I was heartened and reassured by the feeling of growing confidence at this year’s CYBERUK in the heart of Manchester last week.
The lively buzz of conversation around the main hall, the thought-provoking presentations in every track, the keynotes and panels, the cyber games… Everywhere you looked there were new ideas being discussed, old problems being tackled and partnerships being forged. The UK cyber security community has become just that, a group of people working together for a common goal: the security and prosperity of our country.
All this is just as well because, as the talks in our Vulnerabilities Track clearly demonstrated, cyber threats continue to proliferate. We will need to make use of every resource if we’re going to match and overtake the pace at which our adversaries are evolving. That means, naturally, that we need to tap the resources of our very diverse nation. I’m glad to say that the diversity pledges we’ve seen at the conference this year promise a future where we draw on the strengths of our people, regardless of their appearance or beliefs but instead purely by ability.
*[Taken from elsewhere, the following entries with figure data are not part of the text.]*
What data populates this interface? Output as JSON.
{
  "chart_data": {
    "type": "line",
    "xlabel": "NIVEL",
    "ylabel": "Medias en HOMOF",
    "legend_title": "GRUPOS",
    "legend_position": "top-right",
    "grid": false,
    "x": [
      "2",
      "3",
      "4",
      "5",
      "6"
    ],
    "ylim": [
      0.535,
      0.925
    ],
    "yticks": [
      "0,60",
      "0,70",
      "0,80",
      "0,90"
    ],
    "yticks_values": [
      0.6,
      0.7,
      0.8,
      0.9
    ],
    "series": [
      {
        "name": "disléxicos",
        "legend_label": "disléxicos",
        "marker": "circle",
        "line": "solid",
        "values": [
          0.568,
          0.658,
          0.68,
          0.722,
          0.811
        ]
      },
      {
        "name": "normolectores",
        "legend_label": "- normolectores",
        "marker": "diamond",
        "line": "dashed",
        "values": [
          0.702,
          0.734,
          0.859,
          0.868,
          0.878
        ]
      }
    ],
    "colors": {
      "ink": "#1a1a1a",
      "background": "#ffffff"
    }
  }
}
That confidence I mentioned earlier is tempered by a healthy dose of pragmatism. We understand there’s much still to do in the field of cyber security but we’ve rolled our sleeves up and we’re getting on with it. Director GCHQ Jeremy Fleming’s announcement at the event, that we are taking the fight to the terrorists who use the internet to propagate their agenda, is powerful evidence of this.
Meanwhile, the tracks at this year's event show that we’re busy refining our concepts, developing our expertise, and bringing clarity to our discipline.
Whole System Security emphasised the need to take a holistic approach to security, bringing in expertise from other disciplines, learning through a diversity of experience. Busting myths and bringing the domestic Internet of Things into focus, the Mitigations Track gave us all something to think about.
Detect and defend, meanwhile, delivered some valuable insights into how we can catch and mitigate real-world cyber attacks though effective monitoring. This track also examined high profile incidents such as WannaCry and NotPetya, and looked to the future, predicting the continued rise of such things as crypto-jacking and ‘cyber crime as a service’.
Due to the constant stream of worrying data breaches and other incidents, people are becoming more and more aware of just how important cyber security is. You can’t have privacy without security. Everyone at CYBERUK: delegates, sponsors, exhibitors and NCSC staff are all working hard to give us a world where security, privacy and prosperity are possible. And for that, as well as a fantastic conference in Manchester, I thank you.